Anyway that’s all in the past – although anyone who witnessed that televised car crash in all its white-knuckle, silent-screaming horror may still be having nightmares – and Buckingham Palace is no longer commenting on the prince’s affairs because, well, you know, it’s all over and he is a private citizen after all.

He wasn’t a private citizen, however, when he was 43 and allegedly raped a 17-year-old girl, just a few years older than his daughters, after she had been trafficked to Britain by his then best friends, a notorious child sex offender and his high-living pimp. We say allegedly but, notably, in the statement accompanying his eight-figure pay-off, Andrew, for the first time, didn’t actually deny any of it.

Anyway, water under the bridge, let’s move along and allow the Queen to enjoy her Platinum Jubilee without pausing to ask what kind of country is this where the source of his pay-off money is apparently more important than what is being buried beneath millions of our pounds.

Talking of entitled men without shame or remorse, the admirable Denise Clair fights on for justice, asking for permission to bring a private prosecution against the footballers who raped her. In the first instance, she needs permission from the Crown Office before asking a panel of judges what they think. So, really, what could possibly go wrong?

Scotland’s public institutions are renowned for their airy transparency and willingness to fess up to mistakes and ensure the right thing is done whatever the reputational damage. Meanwhile, the Crown Office insists a woman whose blood-alcohol was in the highest band, at potentially lethal levels; who was not tested quickly enough to establish if she had been given date-rape drug GHB; who was on her first night out for a year; and who was described by witnesses as being unable to walk or talk, was capable of consenting to sex in a strange flat, with two men, one of whom she had only met a few hours earlier.

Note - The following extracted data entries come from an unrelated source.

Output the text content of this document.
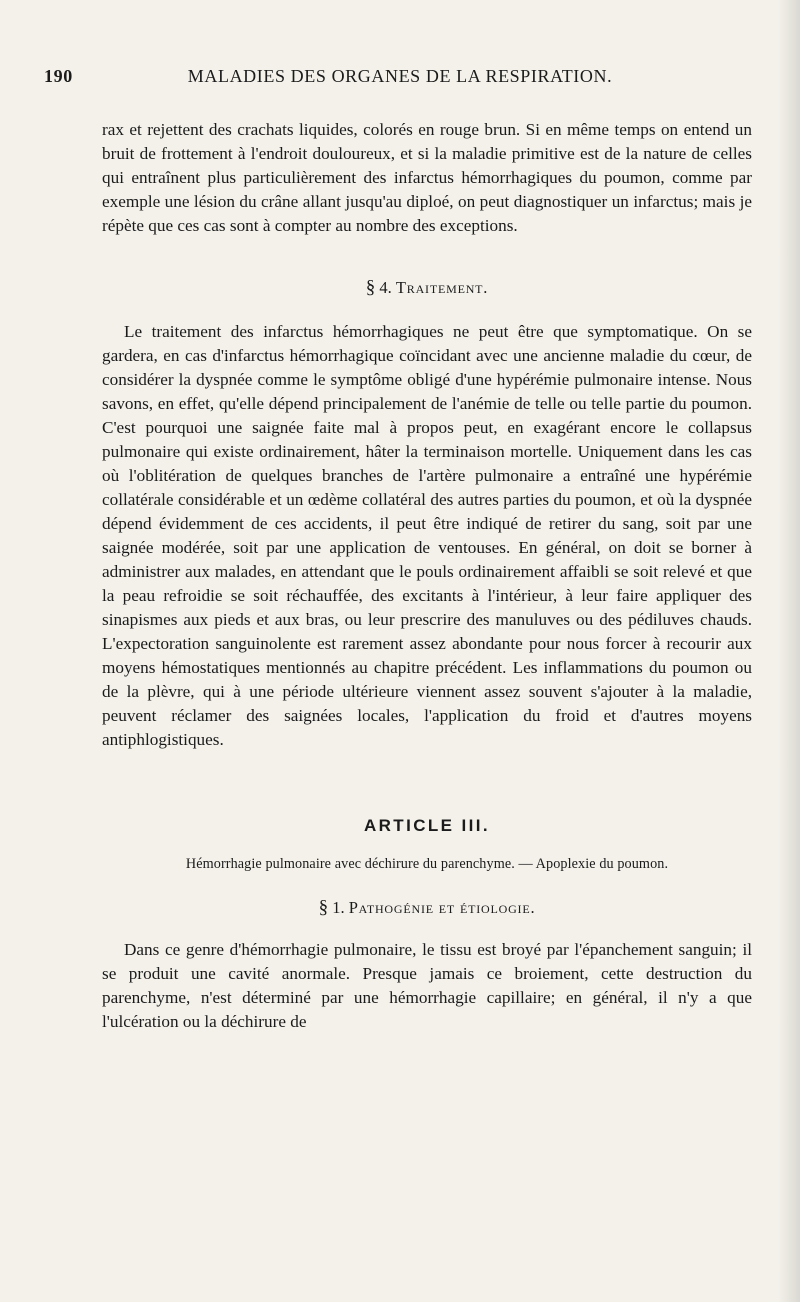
190	MALADIES DES ORGANES DE LA RESPIRATION.

rax et rejettent des crachats liquides, colorés en rouge brun. Si en même temps on entend un bruit de frottement à l'endroit douloureux, et si la maladie primitive est de la nature de celles qui entraînent plus particulièrement des infarctus hémorrhagiques du poumon, comme par exemple une lésion du crâne allant jusqu'au diploé, on peut diagnostiquer un infarctus; mais je répète que ces cas sont à compter au nombre des exceptions.

§ 4. Traitement.

Le traitement des infarctus hémorrhagiques ne peut être que symptomatique. On se gardera, en cas d'infarctus hémorrhagique coïncidant avec une ancienne maladie du cœur, de considérer la dyspnée comme le symptôme obligé d'une hypérémie pulmonaire intense. Nous savons, en effet, qu'elle dépend principalement de l'anémie de telle ou telle partie du poumon. C'est pourquoi une saignée faite mal à propos peut, en exagérant encore le collapsus pulmonaire qui existe ordinairement, hâter la terminaison mortelle. Uniquement dans les cas où l'oblitération de quelques branches de l'artère pulmonaire a entraîné une hypérémie collatérale considérable et un œdème collatéral des autres parties du poumon, et où la dyspnée dépend évidemment de ces accidents, il peut être indiqué de retirer du sang, soit par une saignée modérée, soit par une application de ventouses. En général, on doit se borner à administrer aux malades, en attendant que le pouls ordinairement affaibli se soit relevé et que la peau refroidie se soit réchauffée, des excitants à l'intérieur, à leur faire appliquer des sinapismes aux pieds et aux bras, ou leur prescrire des manuluves ou des pédiluves chauds. L'expectoration sanguinolente est rarement assez abondante pour nous forcer à recourir aux moyens hémostatiques mentionnés au chapitre précédent. Les inflammations du poumon ou de la plèvre, qui à une période ultérieure viennent assez souvent s'ajouter à la maladie, peuvent réclamer des saignées locales, l'application du froid et d'autres moyens antiphlogistiques.

ARTICLE III.

Hémorrhagie pulmonaire avec déchirure du parenchyme. — Apoplexie du poumon.

§ 1. Pathogénie et étiologie.

Dans ce genre d'hémorrhagie pulmonaire, le tissu est broyé par l'épanchement sanguin; il se produit une cavité anormale. Presque jamais ce broiement, cette destruction du parenchyme, n'est déterminé par une hémorrhagie capillaire; en général, il n'y a que l'ulcération ou la déchirure de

Our Crown Office is meant to be under new, enlightened female-friendly management. Women are in charge and are vocally determined to improve an appalling conviction rate for crimes of sexual violence. They have even launched a review, just five years since the last one.

It can, of course, only be helpful that more women are in the top jobs making the big decisions but it is not, in itself, enough. Not nearly. Ultimately, the sex of decision-makers does not matter. Or what they say.

The only thing that matters, that can matter, is what they do. Right now? With every flat, insulting denial that this case went badly wrong, the women leading the Crown Office show they are not doing enough.